The guilt burned most intensely at night, when she had time in the dark to think about all her children. Not just Michael and Louise but also Lucy. Sometimes she entertained fantasies of a reunion, but then she told herself not to be a fool. She wasn’t the first woman in the world with a secret illegitimate child, and she would hardly be the last. Nevertheless, her thoughts turned more and more to her own mortality, to the fortune she would leave behind. How could it be fair to leave it to Michael and Louise and not to Lucy? What would they all make of such unfairness? How dimly must Beattie be remembered in Lucy’s mind? Most nights she fell asleep pondering these questions, questions that were too hard for her to answer.
Right outside her bedroom window was Charlie. He was the first thing she saw every morning when she opened the
curtains, the last thing she saw in the evening when she drew them again. Really, there was only a tree. But he was there nonetheless. She could
feel
him, see him as though he were right in front of her. He hadn’t changed at all.
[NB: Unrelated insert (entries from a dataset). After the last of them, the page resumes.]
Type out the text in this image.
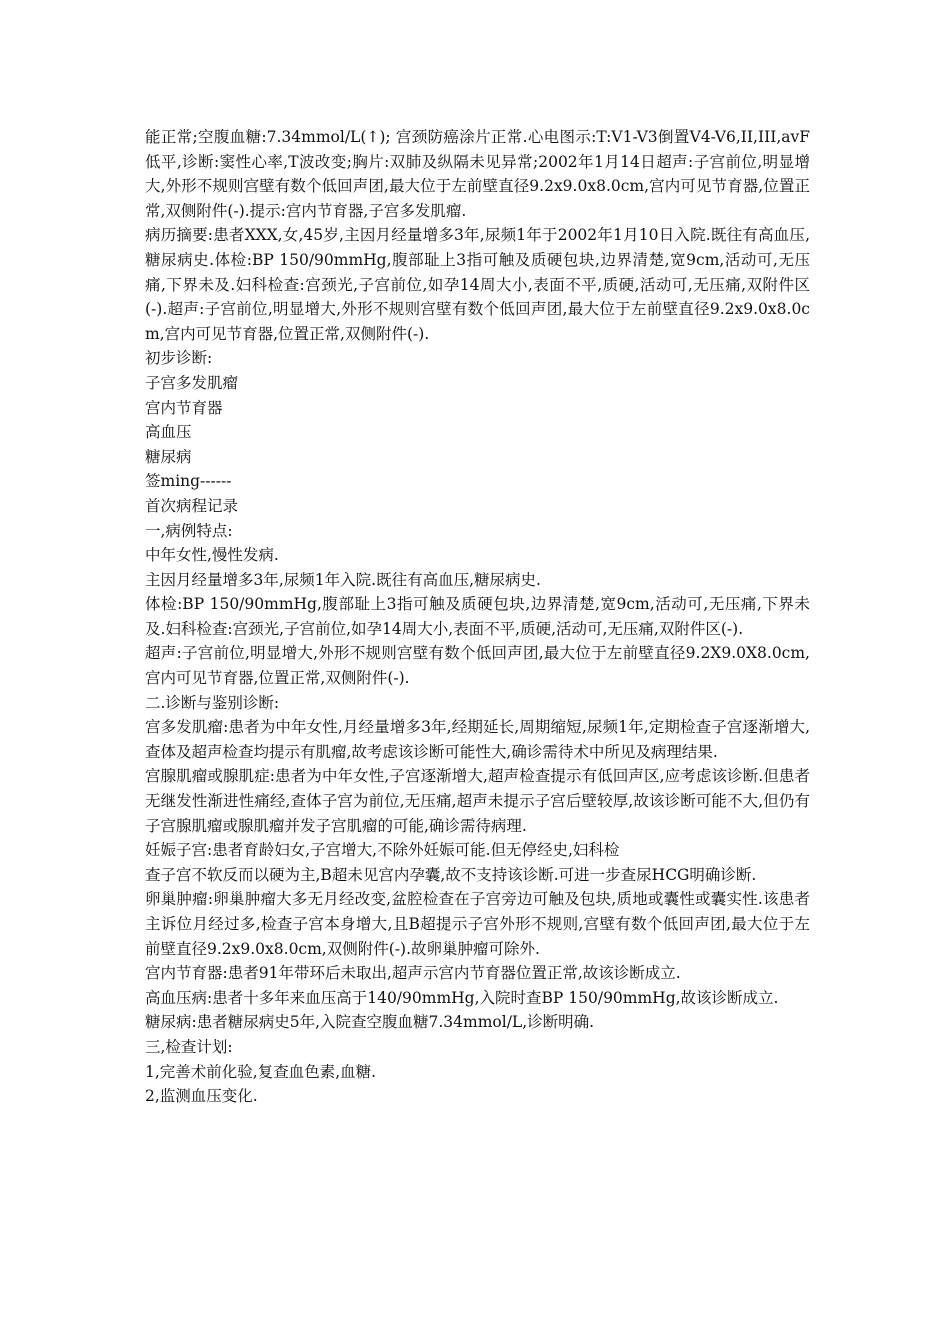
能正常;空腹血糖:7.34mmol/L(↑); 宫颈防癌涂片正常.心电图示:T:V1-V3倒置V4-V6,II,III,avF低平,诊断:窦性心率,T波改变;胸片:双肺及纵隔未见异常;2002年1月14日超声:子宫前位,明显增大,外形不规则宫壁有数个低回声团,最大位于左前壁直径9.2x9.0x8.0cm,宫内可见节育器,位置正常,双侧附件(-).提示:宫内节育器,子宫多发肌瘤.

病历摘要:患者XXX,女,45岁,主因月经量增多3年,尿频1年于2002年1月10日入院.既往有高血压,糖尿病史.体检:BP 150/90mmHg,腹部耻上3指可触及质硬包块,边界清楚,宽9cm,活动可,无压痛,下界未及.妇科检查:宫颈光,子宫前位,如孕14周大小,表面不平,质硬,活动可,无压痛,双附件区(-).超声:子宫前位,明显增大,外形不规则宫壁有数个低回声团,最大位于左前壁直径9.2x9.0x8.0cm,宫内可见节育器,位置正常,双侧附件(-).

初步诊断:

子宫多发肌瘤

宫内节育器

高血压

糖尿病

签ming------

首次病程记录

一,病例特点:

中年女性,慢性发病.

主因月经量增多3年,尿频1年入院.既往有高血压,糖尿病史.

体检:BP 150/90mmHg,腹部耻上3指可触及质硬包块,边界清楚,宽9cm,活动可,无压痛,下界未及.妇科检查:宫颈光,子宫前位,如孕14周大小,表面不平,质硬,活动可,无压痛,双附件区(-).

超声:子宫前位,明显增大,外形不规则宫壁有数个低回声团,最大位于左前壁直径9.2X9.0X8.0cm,宫内可见节育器,位置正常,双侧附件(-).

二.诊断与鉴别诊断:

宫多发肌瘤:患者为中年女性,月经量增多3年,经期延长,周期缩短,尿频1年,定期检查子宫逐渐增大,查体及超声检查均提示有肌瘤,故考虑该诊断可能性大,确诊需待术中所见及病理结果.

宫腺肌瘤或腺肌症:患者为中年女性,子宫逐渐增大,超声检查提示有低回声区,应考虑该诊断.但患者无继发性渐进性痛经,查体子宫为前位,无压痛,超声未提示子宫后壁较厚,故该诊断可能不大,但仍有子宫腺肌瘤或腺肌瘤并发子宫肌瘤的可能,确诊需待病理.

妊娠子宫:患者育龄妇女,子宫增大,不除外妊娠可能.但无停经史,妇科检

查子宫不软反而以硬为主,B超未见宫内孕囊,故不支持该诊断.可进一步查尿HCG明确诊断.

卵巢肿瘤:卵巢肿瘤大多无月经改变,盆腔检查在子宫旁边可触及包块,质地或囊性或囊实性.该患者主诉位月经过多,检查子宫本身增大,且B超提示子宫外形不规则,宫壁有数个低回声团,最大位于左前壁直径9.2x9.0x8.0cm,双侧附件(-).故卵巢肿瘤可除外.

宫内节育器:患者91年带环后未取出,超声示宫内节育器位置正常,故该诊断成立.

高血压病:患者十多年来血压高于140/90mmHg,入院时查BP 150/90mmHg,故该诊断成立.

糖尿病:患者糖尿病史5年,入院查空腹血糖7.34mmol/L,诊断明确.

三,检查计划:

1,完善术前化验,复查血色素,血糖.

2,监测血压变化.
His hair was still thick and black, his body still lean and strong. If she closed her eyes at those moments, she could smell him, too, and she experienced a longing so intense—a longing to be young again, to be in the time before it had all gone bad, to be in love and to have her little girl with her—that it caused shooting pains throughout her body. How unfair that she should have to grow old! She cared nothing for her business, for her wealth, for the mansion they had built on the harbor. She would trade it all to be back in 1939: frozen in one moment there, forever.